NestJS + Python FastAPI dual-service backend with PostgreSQL, BullMQ job queues, and Passport.js JWT auth. SSE streaming pipeline proxies real-time AI responses across 3 service boundaries. Stripe integration handles subscription billing.
Key Features
- NestJS + Python FastAPI dual-service architecture in pnpm monorepo
- PostgreSQL database with BullMQ job queues for async processing
- SSE streaming pipeline proxying real-time AI responses across 3 service boundaries
- Passport.js JWT authentication with refresh tokens
- Stripe subscription billing with webhook integration
- Railway deployment with Docker containers
Tech Stack
Backend
Infrastructure
AI
Frontend
Challenges & Solutions
Real-Time Streaming Across Services
Meal generation takes 10-30s through the AI pipeline. Users need immediate feedback, but the response crosses 3 service boundaries (Python → NestJS → Next.js).

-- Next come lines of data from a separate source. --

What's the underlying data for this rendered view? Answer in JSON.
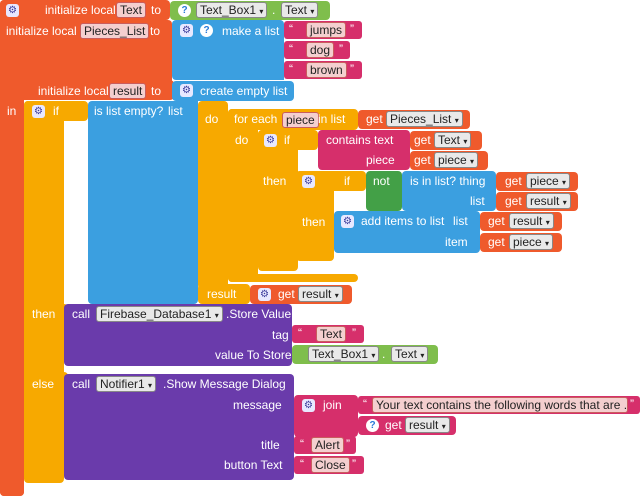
{
  "colors": {
    "variables": "#ef5a2c",
    "control": "#f7a900",
    "lists": "#3b9fe0",
    "text": "#d62f6b",
    "component": "#6a3bab",
    "property": "#7fbe4c",
    "logic": "#43a047"
  },
  "init_text": {
    "label": "initialize local",
    "var": "Text",
    "to": "to"
  },
  "text_box_text": {
    "component": "Text_Box1",
    "dot": ".",
    "prop": "Text"
  },
  "init_pieces": {
    "label": "initialize local",
    "var": "Pieces_List",
    "to": "to"
  },
  "make_list": {
    "label": "make a list",
    "items": [
      "jumps",
      "dog",
      "brown"
    ]
  },
  "init_result": {
    "label": "initialize local",
    "var": "result",
    "to": "to"
  },
  "create_empty": {
    "label": "create empty list"
  },
  "in_label": "in",
  "if_block": {
    "if": "if",
    "then": "then",
    "else": "else"
  },
  "is_list_empty": {
    "label": "is list empty?",
    "list": "list"
  },
  "do_label": "do",
  "foreach": {
    "label": "for each",
    "var": "piece",
    "in_list": "in list"
  },
  "get_pieces_list": {
    "get": "get",
    "var": "Pieces_List"
  },
  "inner_do": "do",
  "inner_if": {
    "if": "if",
    "then": "then"
  },
  "contains": {
    "label": "contains text",
    "piece": "piece",
    "get": "get",
    "text_var": "Text",
    "piece_var": "piece"
  },
  "not_label": "not",
  "is_in_list": {
    "label": "is in list? thing",
    "list": "list",
    "get": "get",
    "thing_var": "piece",
    "list_var": "result"
  },
  "add_items": {
    "label": "add items to list",
    "list": "list",
    "item": "item",
    "get": "get",
    "list_var": "result",
    "item_var": "piece"
  },
  "result_label": "result",
  "get_result": {
    "get": "get",
    "var": "result"
  },
  "then_call": {
    "call": "call",
    "component": "Firebase_Database1",
    "method": ".Store Value",
    "tag": "tag",
    "tag_value": "Text",
    "value_label": "value To Store",
    "tb_component": "Text_Box1",
    "tb_dot": ".",
    "tb_prop": "Text"
  },
  "else_call": {
    "call": "call",
    "component": "Notifier1",
    "method": ".Show Message Dialog",
    "message": "message",
    "join": "join",
    "join_text": "Your text contains the following words that are ...",
    "get": "get",
    "get_var": "result",
    "title": "title",
    "title_value": "Alert",
    "button_text": "button Text",
    "button_value": "Close"
  }
}
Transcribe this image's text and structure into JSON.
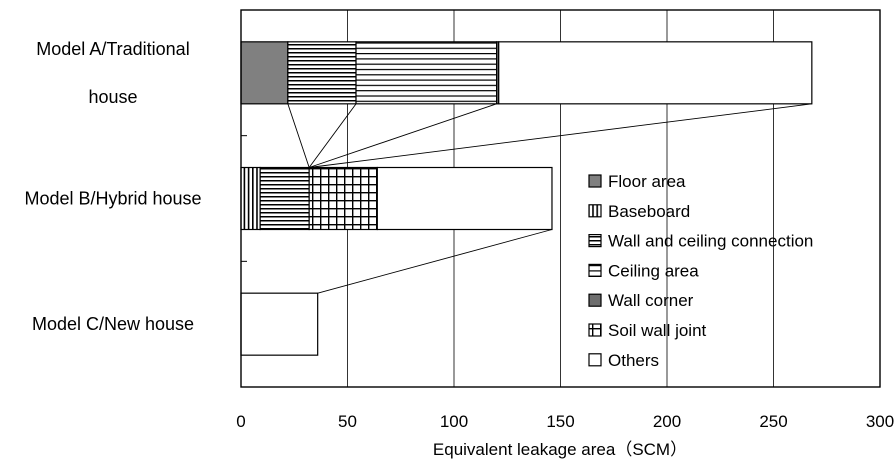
{
  "chart_data": {
    "type": "bar",
    "orientation": "horizontal",
    "stacked": true,
    "title": "",
    "xlabel": "Equivalent leakage area（SCM）",
    "ylabel": "",
    "xlim": [
      0,
      300
    ],
    "xticks": [
      0,
      50,
      100,
      150,
      200,
      250,
      300
    ],
    "grid": "vertical",
    "legend_position": "right",
    "categories": [
      {
        "lines": [
          "Model A/Traditional",
          "house"
        ]
      },
      {
        "lines": [
          "Model B/Hybrid house"
        ]
      },
      {
        "lines": [
          "Model C/New house"
        ]
      }
    ],
    "series": [
      {
        "name": "Floor area",
        "pattern": "solid-gray",
        "values": [
          22,
          0,
          0
        ]
      },
      {
        "name": "Baseboard",
        "pattern": "vertical-lines",
        "values": [
          0,
          9,
          0
        ]
      },
      {
        "name": "Wall and ceiling connection",
        "pattern": "horizontal-dense",
        "values": [
          32,
          23,
          0
        ]
      },
      {
        "name": "Ceiling area",
        "pattern": "horizontal-sparse",
        "values": [
          66,
          0,
          0
        ]
      },
      {
        "name": "Wall corner",
        "pattern": "dark-gray",
        "values": [
          1,
          0,
          0
        ]
      },
      {
        "name": "Soil wall joint",
        "pattern": "grid",
        "values": [
          0,
          32,
          0
        ]
      },
      {
        "name": "Others",
        "pattern": "white",
        "values": [
          147,
          82,
          36
        ]
      }
    ],
    "totals": [
      268,
      146,
      36
    ]
  }
}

SSE streaming pipeline where Python FastAPI streams tokens to NestJS, which proxies them to the Next.js frontend. Users see meals being generated in real-time.

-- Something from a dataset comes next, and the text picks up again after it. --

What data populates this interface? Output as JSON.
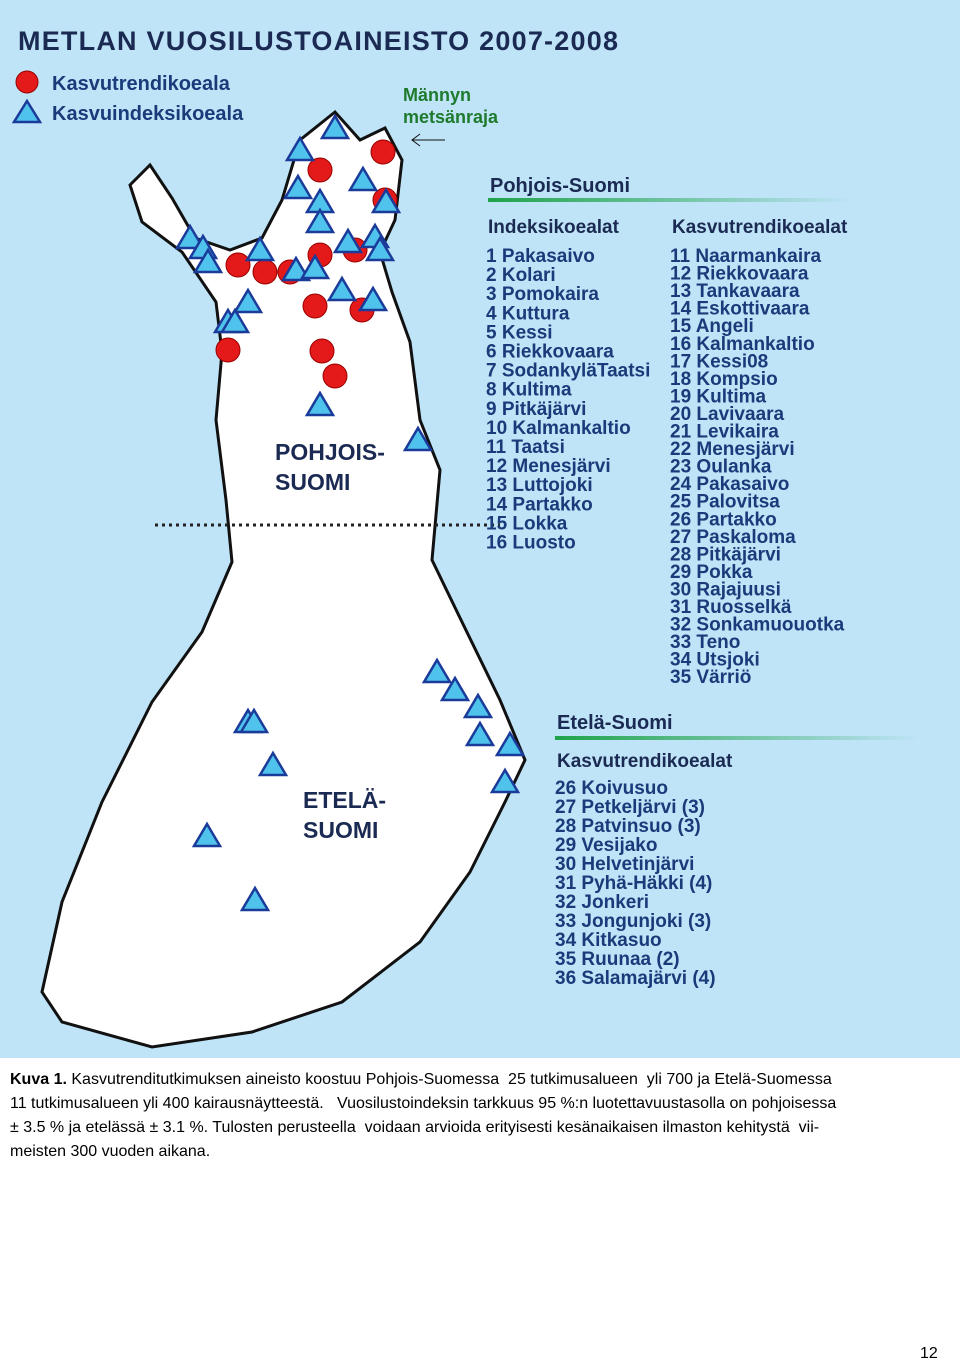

Reliable AI Meal Generation
LLM outputs are non-deterministic — generated meals could have invalid nutritional data, duplicate recipes, or fail dietary constraints.

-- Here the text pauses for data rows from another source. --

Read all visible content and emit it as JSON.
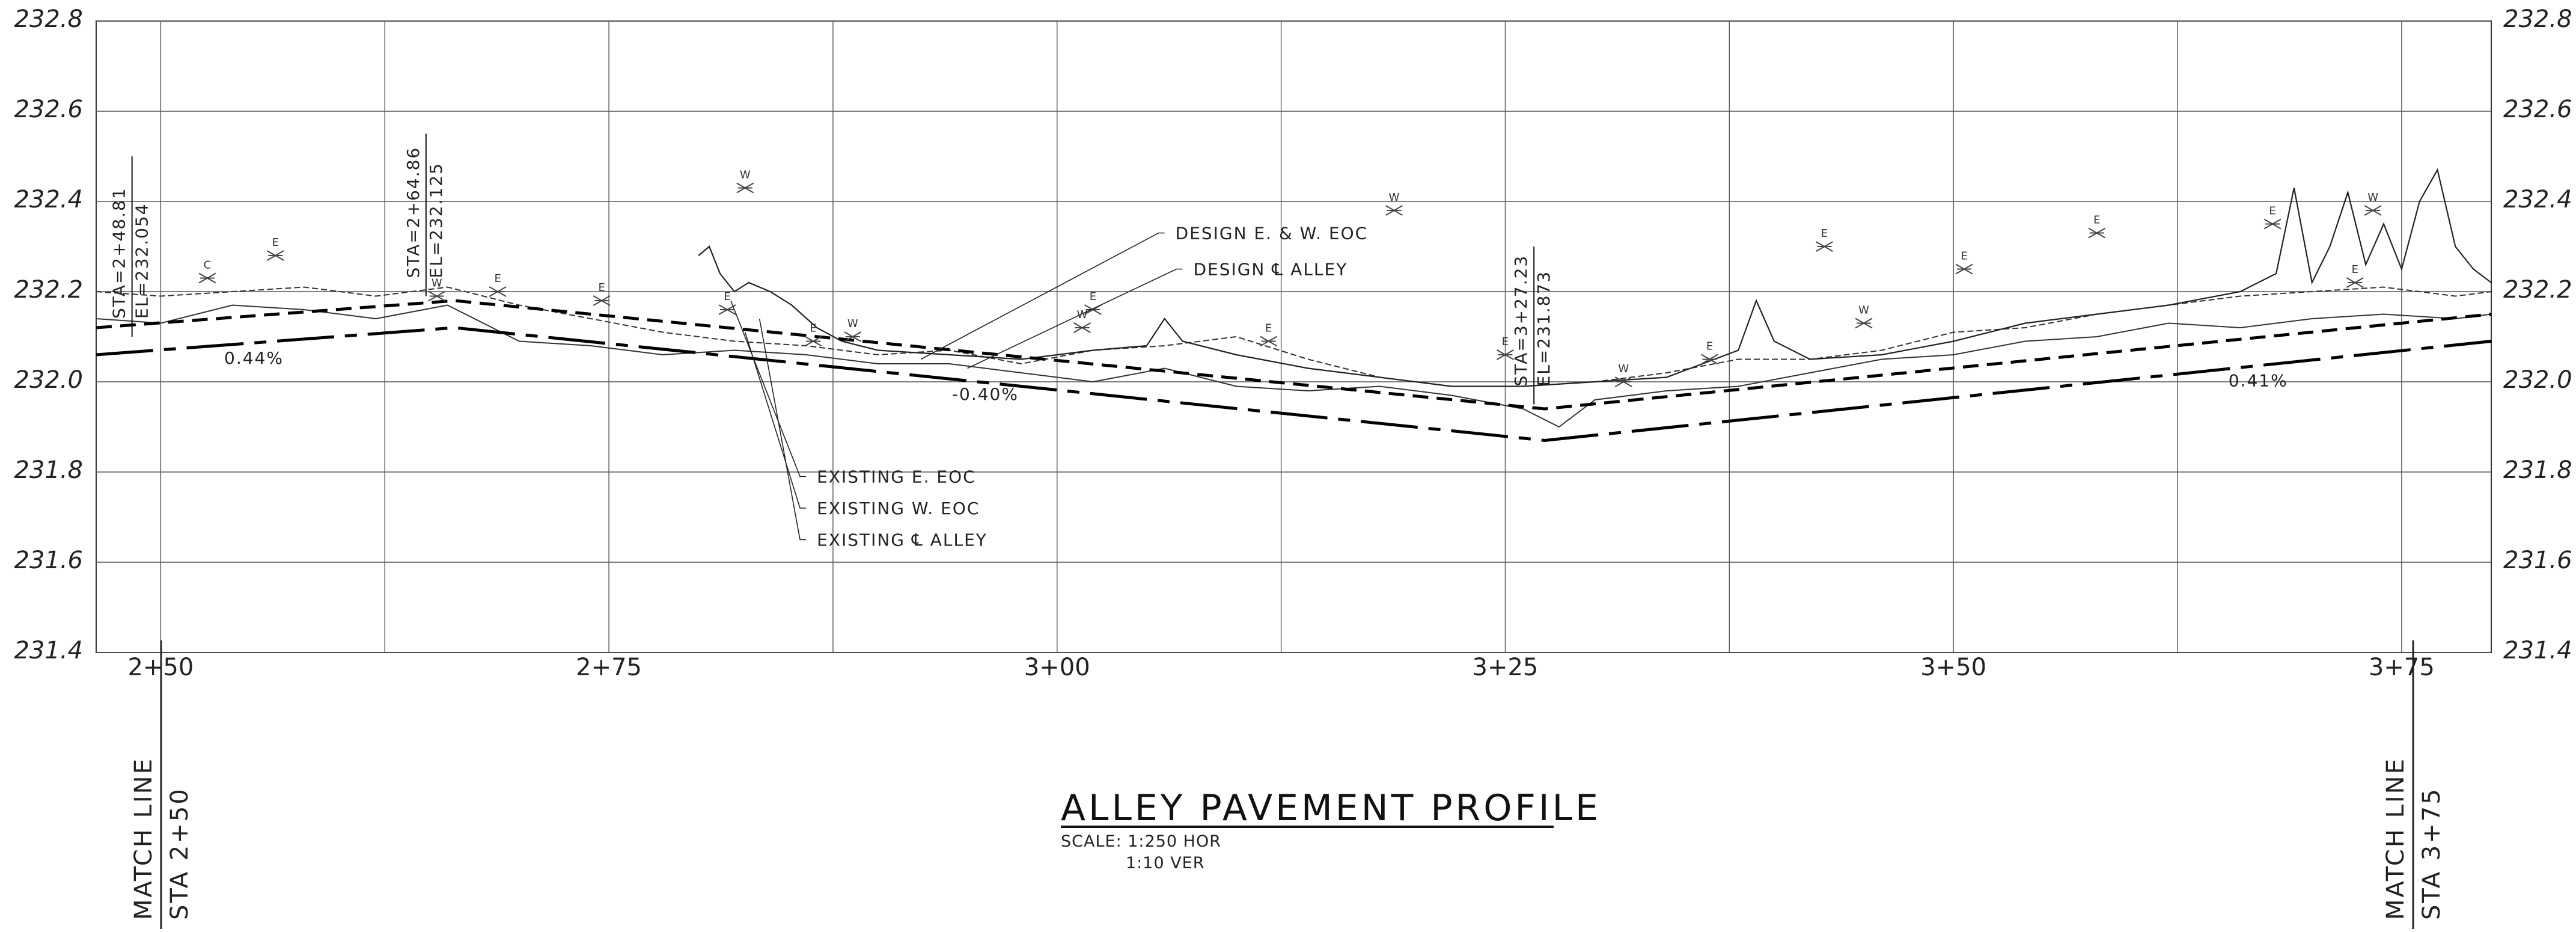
{
  "drawing": {
    "title": "ALLEY PAVEMENT PROFILE",
    "scale_line1": "SCALE: 1:250 HOR",
    "scale_line2": "1:10 VER",
    "match_left": {
      "line1": "MATCH LINE",
      "line2": "STA 2+50"
    },
    "match_right": {
      "line1": "MATCH LINE",
      "line2": "STA 3+75"
    }
  },
  "chart_data": {
    "type": "line",
    "ylim": [
      231.4,
      232.8
    ],
    "xlim": [
      248.2,
      315.0
    ],
    "y_ticks": [
      "232.8",
      "232.6",
      "232.4",
      "232.2",
      "232.0",
      "231.8",
      "231.6",
      "231.4"
    ],
    "y_tick_values": [
      232.8,
      232.6,
      232.4,
      232.2,
      232.0,
      231.8,
      231.6,
      231.4
    ],
    "x_ticks": [
      {
        "label": "2+50",
        "sta": 250
      },
      {
        "label": "2+75",
        "sta": 262.5
      },
      {
        "label": "3+00",
        "sta": 275
      },
      {
        "label": "3+25",
        "sta": 287.5
      },
      {
        "label": "3+50",
        "sta": 300
      },
      {
        "label": "3+75",
        "sta": 312.5
      }
    ],
    "x_gridlines": [
      250,
      256.25,
      262.5,
      268.75,
      275,
      281.25,
      287.5,
      293.75,
      300,
      306.25,
      312.5
    ],
    "grid": true,
    "series": [
      {
        "key": "design_eoc",
        "style": "dashed",
        "points": [
          [
            248.2,
            232.12
          ],
          [
            258.2,
            232.18
          ],
          [
            288.6,
            231.94
          ],
          [
            315.0,
            232.15
          ]
        ]
      },
      {
        "key": "design_cl",
        "style": "dashdot",
        "points": [
          [
            248.2,
            232.06
          ],
          [
            258.2,
            232.12
          ],
          [
            288.6,
            231.87
          ],
          [
            315.0,
            232.09
          ]
        ]
      }
    ],
    "slopes": [
      {
        "label": "0.44%",
        "sta": 252.6,
        "el": 232.04
      },
      {
        "label": "-0.40%",
        "sta": 273.0,
        "el": 231.96
      },
      {
        "label": "0.41%",
        "sta": 308.5,
        "el": 231.99
      }
    ],
    "pvi": [
      {
        "sta_label": "STA=2+48.81",
        "el_label": "EL=232.054",
        "sta": 249.2,
        "top": 232.5,
        "bottom": 232.1
      },
      {
        "sta_label": "STA=2+64.86",
        "el_label": "EL=232.125",
        "sta": 257.4,
        "top": 232.55,
        "bottom": 232.19
      },
      {
        "sta_label": "STA=3+27.23",
        "el_label": "EL=231.873",
        "sta": 288.3,
        "top": 232.3,
        "bottom": 231.95
      }
    ],
    "callouts": [
      {
        "text": "DESIGN E. & W. EOC",
        "sta": 278.3,
        "el": 232.33
      },
      {
        "text": "DESIGN ℄ ALLEY",
        "sta": 278.8,
        "el": 232.25
      },
      {
        "text": "EXISTING E. EOC",
        "sta": 268.3,
        "el": 231.79
      },
      {
        "text": "EXISTING W. EOC",
        "sta": 268.3,
        "el": 231.72
      },
      {
        "text": "EXISTING ℄ ALLEY",
        "sta": 268.3,
        "el": 231.65
      }
    ],
    "symbols": [
      {
        "letter": "C",
        "sta": 251.3,
        "el": 232.23
      },
      {
        "letter": "E",
        "sta": 253.2,
        "el": 232.28
      },
      {
        "letter": "W",
        "sta": 257.7,
        "el": 232.19
      },
      {
        "letter": "E",
        "sta": 259.4,
        "el": 232.2
      },
      {
        "letter": "E",
        "sta": 262.3,
        "el": 232.18
      },
      {
        "letter": "E",
        "sta": 265.8,
        "el": 232.16
      },
      {
        "letter": "W",
        "sta": 266.3,
        "el": 232.43
      },
      {
        "letter": "E",
        "sta": 268.2,
        "el": 232.09
      },
      {
        "letter": "W",
        "sta": 269.3,
        "el": 232.1
      },
      {
        "letter": "W",
        "sta": 275.7,
        "el": 232.12
      },
      {
        "letter": "E",
        "sta": 276.0,
        "el": 232.16
      },
      {
        "letter": "E",
        "sta": 280.9,
        "el": 232.09
      },
      {
        "letter": "W",
        "sta": 284.4,
        "el": 232.38
      },
      {
        "letter": "E",
        "sta": 287.5,
        "el": 232.06
      },
      {
        "letter": "W",
        "sta": 290.8,
        "el": 232.0
      },
      {
        "letter": "E",
        "sta": 293.2,
        "el": 232.05
      },
      {
        "letter": "E",
        "sta": 296.4,
        "el": 232.3
      },
      {
        "letter": "W",
        "sta": 297.5,
        "el": 232.13
      },
      {
        "letter": "E",
        "sta": 300.3,
        "el": 232.25
      },
      {
        "letter": "E",
        "sta": 304.0,
        "el": 232.33
      },
      {
        "letter": "E",
        "sta": 308.9,
        "el": 232.35
      },
      {
        "letter": "W",
        "sta": 311.7,
        "el": 232.38
      },
      {
        "letter": "E",
        "sta": 311.2,
        "el": 232.22
      }
    ],
    "existing_east_eoc": [
      [
        248.2,
        232.2
      ],
      [
        250,
        232.19
      ],
      [
        252,
        232.2
      ],
      [
        254,
        232.21
      ],
      [
        256,
        232.19
      ],
      [
        258,
        232.21
      ],
      [
        260,
        232.17
      ],
      [
        262,
        232.14
      ],
      [
        264,
        232.11
      ],
      [
        266,
        232.09
      ],
      [
        268,
        232.08
      ],
      [
        270,
        232.06
      ],
      [
        272,
        232.07
      ],
      [
        274,
        232.04
      ],
      [
        276,
        232.07
      ],
      [
        278,
        232.08
      ],
      [
        280,
        232.1
      ],
      [
        282,
        232.05
      ],
      [
        284,
        232.01
      ],
      [
        286,
        231.99
      ],
      [
        288,
        231.99
      ],
      [
        290,
        232.0
      ],
      [
        292,
        232.02
      ],
      [
        294,
        232.05
      ],
      [
        296,
        232.05
      ],
      [
        298,
        232.07
      ],
      [
        300,
        232.11
      ],
      [
        302,
        232.12
      ],
      [
        304,
        232.15
      ],
      [
        306,
        232.17
      ],
      [
        308,
        232.19
      ],
      [
        310,
        232.2
      ],
      [
        312,
        232.21
      ],
      [
        313,
        232.2
      ],
      [
        314,
        232.19
      ],
      [
        315,
        232.2
      ]
    ],
    "existing_west_eoc": [
      [
        248.2,
        232.14
      ],
      [
        250,
        232.13
      ],
      [
        252,
        232.17
      ],
      [
        254,
        232.16
      ],
      [
        256,
        232.14
      ],
      [
        258,
        232.17
      ],
      [
        260,
        232.09
      ],
      [
        262,
        232.08
      ],
      [
        264,
        232.06
      ],
      [
        266,
        232.07
      ],
      [
        268,
        232.06
      ],
      [
        270,
        232.04
      ],
      [
        272,
        232.04
      ],
      [
        274,
        232.02
      ],
      [
        276,
        232.0
      ],
      [
        278,
        232.03
      ],
      [
        280,
        231.99
      ],
      [
        282,
        231.98
      ],
      [
        284,
        231.99
      ],
      [
        286,
        231.97
      ],
      [
        288,
        231.94
      ],
      [
        289,
        231.9
      ],
      [
        290,
        231.96
      ],
      [
        292,
        231.98
      ],
      [
        294,
        231.99
      ],
      [
        296,
        232.02
      ],
      [
        298,
        232.05
      ],
      [
        300,
        232.06
      ],
      [
        302,
        232.09
      ],
      [
        304,
        232.1
      ],
      [
        306,
        232.13
      ],
      [
        308,
        232.12
      ],
      [
        310,
        232.14
      ],
      [
        312,
        232.15
      ],
      [
        314,
        232.14
      ],
      [
        315,
        232.15
      ]
    ],
    "existing_centerline": [
      [
        265.0,
        232.28
      ],
      [
        265.3,
        232.3
      ],
      [
        265.6,
        232.24
      ],
      [
        266,
        232.2
      ],
      [
        266.4,
        232.22
      ],
      [
        267,
        232.2
      ],
      [
        267.6,
        232.17
      ],
      [
        268.3,
        232.12
      ],
      [
        269,
        232.09
      ],
      [
        270,
        232.07
      ],
      [
        272,
        232.06
      ],
      [
        274,
        232.05
      ],
      [
        276,
        232.07
      ],
      [
        277.5,
        232.08
      ],
      [
        278,
        232.14
      ],
      [
        278.5,
        232.09
      ],
      [
        280,
        232.06
      ],
      [
        282,
        232.03
      ],
      [
        284,
        232.01
      ],
      [
        286,
        231.99
      ],
      [
        288,
        231.99
      ],
      [
        290,
        232.0
      ],
      [
        292,
        232.01
      ],
      [
        294,
        232.07
      ],
      [
        294.5,
        232.18
      ],
      [
        295,
        232.09
      ],
      [
        296,
        232.05
      ],
      [
        298,
        232.06
      ],
      [
        300,
        232.09
      ],
      [
        302,
        232.13
      ],
      [
        304,
        232.15
      ],
      [
        306,
        232.17
      ],
      [
        308,
        232.2
      ],
      [
        309,
        232.24
      ],
      [
        309.5,
        232.43
      ],
      [
        310,
        232.22
      ],
      [
        310.5,
        232.3
      ],
      [
        311,
        232.42
      ],
      [
        311.5,
        232.26
      ],
      [
        312,
        232.35
      ],
      [
        312.5,
        232.25
      ],
      [
        313,
        232.4
      ],
      [
        313.5,
        232.47
      ],
      [
        314,
        232.3
      ],
      [
        314.5,
        232.25
      ],
      [
        315,
        232.22
      ]
    ]
  }
}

LangGraph StateGraph with dedicated nodes for generation, validation, and diversity enforcement. Each node validates structured output against schemas before passing to the next stage.
Recipe Retrieval Quality
Simple keyword search returned irrelevant recipes. Users with specific dietary needs (keto, vegan, allergen-free) got poor matches.
RAG pipeline with Qdrant vector DB for semantic recipe retrieval. USDA nutritional data validates macro targets. Retrieval quality improved significantly over keyword-based search.